NASA Airs New Mars Mission MAVEN Launch Today

 NASA is set to launch a new mission to mars today, November 18, and it will be aired live on NASA TV. The scheduled probe is known as the agency’s Mars Atmosphere and Volatile Evolution spacecraft (MAVEN) NASA is set to launch a new mission to Mars today, November 18, and it will be aired live on NASA TV. The scheduled probe is known as the agency’s Mars Atmosphere and Volatile Evolution spacecraft (MAVEN) and its liftoff from its Atlas V rocket is being aired live on NASA TV starting at 11 a.m EST.

 The MAVEN spacecraft, carrying a hefty price tag of $671 million, is being launched in an effort to explore Mars’ atmosphere. This is the first probe to investigate the upper atmosphere of mars.

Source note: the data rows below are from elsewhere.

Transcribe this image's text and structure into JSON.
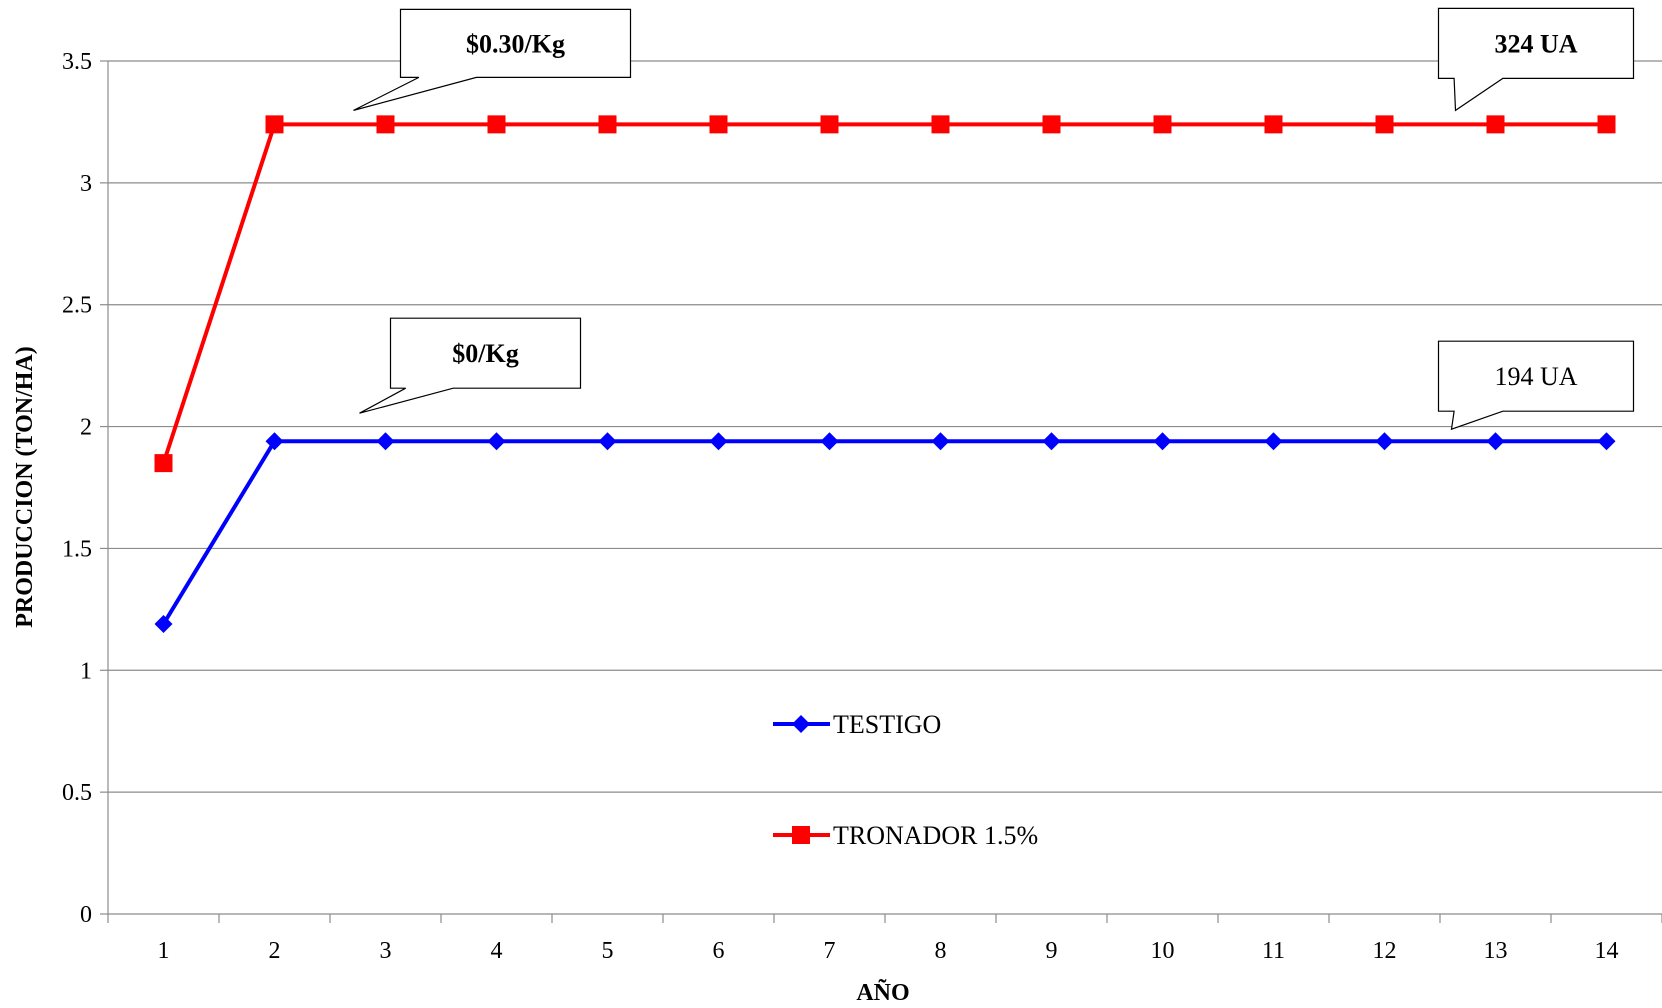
{
  "chart_data": {
    "type": "line",
    "title": "",
    "xlabel": "AÑO",
    "ylabel": "PRODUCCION (TON/HA)",
    "categories": [
      "1",
      "2",
      "3",
      "4",
      "5",
      "6",
      "7",
      "8",
      "9",
      "10",
      "11",
      "12",
      "13",
      "14"
    ],
    "ylim": [
      0,
      3.5
    ],
    "yticks": [
      "0",
      "0.5",
      "1",
      "1.5",
      "2",
      "2.5",
      "3",
      "3.5"
    ],
    "grid": "horizontal",
    "legend_placement": "center",
    "series": [
      {
        "name": "TESTIGO",
        "color": "#0000ff",
        "marker": "diamond",
        "values": [
          1.19,
          1.94,
          1.94,
          1.94,
          1.94,
          1.94,
          1.94,
          1.94,
          1.94,
          1.94,
          1.94,
          1.94,
          1.94,
          1.94
        ]
      },
      {
        "name": "TRONADOR 1.5%",
        "color": "#ff0000",
        "marker": "square",
        "values": [
          1.85,
          3.24,
          3.24,
          3.24,
          3.24,
          3.24,
          3.24,
          3.24,
          3.24,
          3.24,
          3.24,
          3.24,
          3.24,
          3.24
        ]
      }
    ],
    "annotations": [
      {
        "text": "$0.30/Kg",
        "bold": true,
        "series": "TRONADOR 1.5%",
        "x": "3"
      },
      {
        "text": "324 UA",
        "bold": true,
        "series": "TRONADOR 1.5%",
        "x": "13"
      },
      {
        "text": "$0/Kg",
        "bold": true,
        "series": "TESTIGO",
        "x": "3"
      },
      {
        "text": "194 UA",
        "bold": false,
        "series": "TESTIGO",
        "x": "13"
      }
    ]
  }
}
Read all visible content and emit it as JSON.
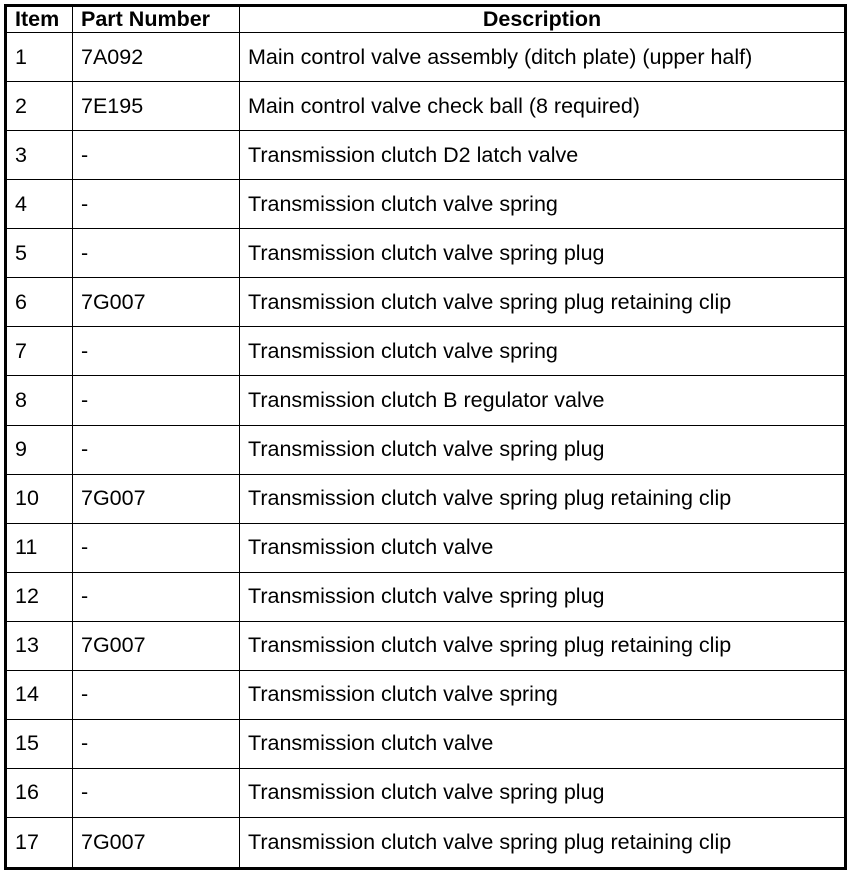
{
  "table": {
    "headers": [
      "Item",
      "Part Number",
      "Description"
    ],
    "rows": [
      [
        "1",
        "7A092",
        "Main control valve assembly (ditch plate) (upper half)"
      ],
      [
        "2",
        "7E195",
        "Main control valve check ball (8 required)"
      ],
      [
        "3",
        "-",
        "Transmission clutch D2 latch valve"
      ],
      [
        "4",
        "-",
        "Transmission clutch valve spring"
      ],
      [
        "5",
        "-",
        "Transmission clutch valve spring plug"
      ],
      [
        "6",
        "7G007",
        "Transmission clutch valve spring plug retaining clip"
      ],
      [
        "7",
        "-",
        "Transmission clutch valve spring"
      ],
      [
        "8",
        "-",
        "Transmission clutch B regulator valve"
      ],
      [
        "9",
        "-",
        "Transmission clutch valve spring plug"
      ],
      [
        "10",
        "7G007",
        "Transmission clutch valve spring plug retaining clip"
      ],
      [
        "11",
        "-",
        "Transmission clutch valve"
      ],
      [
        "12",
        "-",
        "Transmission clutch valve spring plug"
      ],
      [
        "13",
        "7G007",
        "Transmission clutch valve spring plug retaining clip"
      ],
      [
        "14",
        "-",
        "Transmission clutch valve spring"
      ],
      [
        "15",
        "-",
        "Transmission clutch valve"
      ],
      [
        "16",
        "-",
        "Transmission clutch valve spring plug"
      ],
      [
        "17",
        "7G007",
        "Transmission clutch valve spring plug retaining clip"
      ]
    ]
  }
}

Scientists say that this investigation could reveal what the planet’s history entails. The current speculation is that a thick atmosphere once enshrouded the planet and that fluid water may have once been a supported part of the planet’s environment.

There was, however, a distinct turning point for Mars and its atmosphere. At some point Mars underwent a change that metamorphosed the planet into the cold and stark desert we see it as today. The planet’s present-day atmosphere is 1 percent the thickness of earth’s atmosphere.

MAVEN will orbit Mars as it searches for clues that will lead scientists to the facts around the planet’s history and its present state.

NASA chief Charlie Bolden has reported that it is fully believed that Mars was once a planet almost exactly like earth is today. The mission is aimed at explaining just what happened to the Mars and its atmosphere to make it into the stark planet it is today.

MAVEN is set to assist the scientists in deciphering the relationship between the sun and Mars’ Martian atmosphere. MAVEN is the 10th Mars probe launched by NASA and the scientists are optimistic that the probe will yield some answers as it measures the environment along its travels. The MAVEN journey is a 10- month long endeavor and is set to join three other probes that are currently active in orbit around Mars.

If the probe launches on schedule, its expected time of arrival will be on the 22nd of September 2014. MAVEN’s journey is one and a half months longer than its most recent predecessor, the Curiosity rover, which took eight and a half months to reach its destination.

The newest addition to these probes, the MAVEN probe, has a relay system that will act as a backup communication system for the probes already in orbit around the mysterious red planet. MAVEN has been set with the facility to act as a bridge, a relay point, between earth and the rovers already on Mars. This means that with the addition of MAVEN, the relayed information between earth and Mars from the existing rovers will be enhanced.

Examining Mars from above is the Mars Odyssey, European Space Agency’s Mars Express and NASA’s Mars Reconnaissance Orbiter.

There are currently two rovers on the surface of Mars, transmitting valuable information from the red planet back to earth. These rovers are the Nasa’s Mars rover Curiosity and the Opportunity rover.

MAVEN is a solar-powered spacecraft and spans a total of 37.5 feet- the length of a school bus- when it deploys its solar panels. MAVEN weighs in at an impressive 2,454 kilograms, which is comparable to the weight of a fully loaded SUV.

NASA hopes the new spacecraft, MAVEN, will offer new insight into the upper atmosphere of Mars and the interaction and effect of the sun’s ultraviolet rays and the launch of this significant mission can be viewed live, from the comfort of your computer screen on NASA TV, 11 a.m EST.